At any given moment, on any given day, Black Entertainment Television (BET) and other cable stations will air music videos that feature young black men in loose, ill-fitting clothes, hunched over like monkeys, grimacing and gesticulating in front of the camera. Those men are surrounded by young black women in bikini thongs who either bump and grind against the men in a sad parody of sex or who bend over at the waist and present their buttocks to the audience like orangutans in heat.
Every single televised professional football and basketball game features young black men who pound themselves on the chest and strut about like gorillas after making a good play. And, after a score, they often get together with their teammates and dance an impromptu jig. All they need is a banjo.
And on cable comedy shows on BET and HBO, black comedians such as Chris Rock deliver their routines in fluid Ebonics, laced so liberally with profanity that we may miss the point of their humor--which is that blacks are generally sorry, lazy, good-for-nothing folk, who will steal change out of a blind man's hat if you don't keep an eye on them.
The only thing some African-American comedians, athletes, and hip-hop artists need to complete the minstrel picture is blackface, with bright red lips and white circles around the eyes.
Filmmaker Spike Lee could have ripped those athletes and artists to shreds, stripped them of all pretense, shamed them to the core of their miserable souls, in his new movie Bamboozled. All he had to do was juxtapose their antics today against the minstrel acts of the past. The correspondence is dumfounding.
Lee's movie also could have raised profoundly disturbing questions about today's audiences. The old minstrel acts mostly featured whites in blackface making fun of African-Americans for the amusement of other whites. The handful of African-American comedians of that day spent the rest of their lives apologizing to their family and friends for the roles they played. Today's minstrels, though, are celebrated and applauded as much, if not more, by blacks than whites. When Chris Rock--his accent so thick you'd think he just got off the boat from Ebonics Land--cracks a joke about how black men habitually dog and disrespect their women, the camera cuts to a mostly black audience laughing and stomping their feet and giving each other high-fives, as if to say, "Ain't it the truth, honey chile!"

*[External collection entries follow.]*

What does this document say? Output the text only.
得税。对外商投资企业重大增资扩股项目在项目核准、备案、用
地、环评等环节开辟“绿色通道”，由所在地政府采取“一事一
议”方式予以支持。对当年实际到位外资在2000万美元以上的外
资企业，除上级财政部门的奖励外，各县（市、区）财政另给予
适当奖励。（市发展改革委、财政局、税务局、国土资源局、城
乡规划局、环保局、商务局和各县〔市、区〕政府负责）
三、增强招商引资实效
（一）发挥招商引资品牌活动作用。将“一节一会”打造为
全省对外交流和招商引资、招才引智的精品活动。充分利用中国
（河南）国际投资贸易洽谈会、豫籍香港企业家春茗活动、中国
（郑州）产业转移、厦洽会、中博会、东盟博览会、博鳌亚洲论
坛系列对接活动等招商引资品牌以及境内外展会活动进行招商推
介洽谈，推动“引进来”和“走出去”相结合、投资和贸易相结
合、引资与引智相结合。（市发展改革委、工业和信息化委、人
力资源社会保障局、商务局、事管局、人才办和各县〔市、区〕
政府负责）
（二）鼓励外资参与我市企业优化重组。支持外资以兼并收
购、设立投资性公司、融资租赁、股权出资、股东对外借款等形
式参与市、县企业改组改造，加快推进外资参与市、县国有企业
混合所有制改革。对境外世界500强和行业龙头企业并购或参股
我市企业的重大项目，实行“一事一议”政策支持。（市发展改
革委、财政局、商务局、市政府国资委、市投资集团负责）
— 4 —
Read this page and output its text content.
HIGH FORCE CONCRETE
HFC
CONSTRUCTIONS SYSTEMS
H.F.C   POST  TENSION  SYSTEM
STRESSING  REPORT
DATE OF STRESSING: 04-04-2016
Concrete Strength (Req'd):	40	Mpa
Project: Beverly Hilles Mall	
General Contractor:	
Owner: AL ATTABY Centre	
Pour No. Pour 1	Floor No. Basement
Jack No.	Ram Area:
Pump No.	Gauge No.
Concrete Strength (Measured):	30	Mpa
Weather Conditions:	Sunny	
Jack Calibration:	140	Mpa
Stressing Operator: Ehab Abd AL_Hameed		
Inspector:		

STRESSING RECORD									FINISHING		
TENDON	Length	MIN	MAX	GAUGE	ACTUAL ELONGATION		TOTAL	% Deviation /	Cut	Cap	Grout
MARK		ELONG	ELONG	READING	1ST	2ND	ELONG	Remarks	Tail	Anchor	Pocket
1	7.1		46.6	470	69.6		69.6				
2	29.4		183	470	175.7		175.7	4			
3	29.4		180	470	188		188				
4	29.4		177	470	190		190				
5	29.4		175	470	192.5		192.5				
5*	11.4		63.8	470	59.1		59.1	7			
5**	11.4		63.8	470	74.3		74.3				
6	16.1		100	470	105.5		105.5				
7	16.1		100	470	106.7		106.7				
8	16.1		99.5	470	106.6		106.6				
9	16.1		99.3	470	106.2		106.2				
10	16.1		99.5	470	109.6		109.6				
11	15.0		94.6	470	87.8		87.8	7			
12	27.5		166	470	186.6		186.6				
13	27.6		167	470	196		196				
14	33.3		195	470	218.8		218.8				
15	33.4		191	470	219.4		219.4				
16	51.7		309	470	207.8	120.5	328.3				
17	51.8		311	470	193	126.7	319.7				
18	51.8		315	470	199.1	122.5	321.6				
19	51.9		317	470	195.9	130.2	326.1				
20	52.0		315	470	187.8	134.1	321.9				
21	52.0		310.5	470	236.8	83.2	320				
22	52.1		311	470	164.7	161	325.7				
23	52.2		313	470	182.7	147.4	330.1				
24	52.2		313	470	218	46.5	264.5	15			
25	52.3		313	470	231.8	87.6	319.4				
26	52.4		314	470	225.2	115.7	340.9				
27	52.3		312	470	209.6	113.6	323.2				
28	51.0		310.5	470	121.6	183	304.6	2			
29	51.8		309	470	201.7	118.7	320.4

Unfortunately, Bamboozled cops out. Lee is arguably one of today's most courageous filmmakers. But not even he had the guts to call out his colleagues in the entertainment industry. The central, unequivocal point of Bamboozled is that minstrel shows were ugly and painful at the turn of the last century. Well, no duh. Lee tiptoes around everything else.
Of course, I understand why he had to soften his message. One of the film's stars, Damon Wayans, got fat off of minstrel humor in the comedy variety show In Living Color. Another of his stars, Jada Pinkett-Smith, got her big break by playing the hands-on-hips, finger-wagging, sassy-tongued miss in a variety of movie roles. And Lee himself is making a financial killing with his concert film, The Original Kings of Comedy, featuring comedians whose language is so deeply rooted in profanity and street slang, and whose portrayal of their community is so low-down, that I wouldn't be surprised to learn that the Ku Klux Klan uses Kings of Comedy as a recruitment film.
Still, in interviews, Lee says he hopes Bamboozled will inspire audiences to think and discuss and reach their own conclusions.
Well, let's do that.
One question that comes to mind: How can we distinguish between general buffoonery and a deliberate, malicious attack on the race? For example, those football players dancing a jig in the end zone might well be shocked to see how closely their victory dance resembles that of field hands dancing in movies such as Gone with the Wind or Birth of a Nation. Could this be a simple coincidence? I don't think so. Here's a rule of thumb: If a man prances like a minstrel, he's probably got a minstrel mentality.
Another question is whether today's black actors and athletes are compelled to play the buffoon--and, if so, compelled by whom? Bamboozled suggests that in order to get ahead, creative black people are forced to produce the kind of material that white executives want. But getting ahead is not the same as struggling to survive. Getting ahead is about greed and self-aggrandizement. I have very little sympathy with that kind of "compulsion."
Finally, we might also ask why such offensive material is so popular with today's black audiences. Is it that we see more than an element of truth in such portrayals? Are minstrels of the new millennium keeping it real, as they like to boast? No, I think we embrace today's minstrels because they are familiar. Many of today's stars present the same, old racist images we grew up with. And, sadly, those images have surrounded us for so long that we've grown comfortable with them.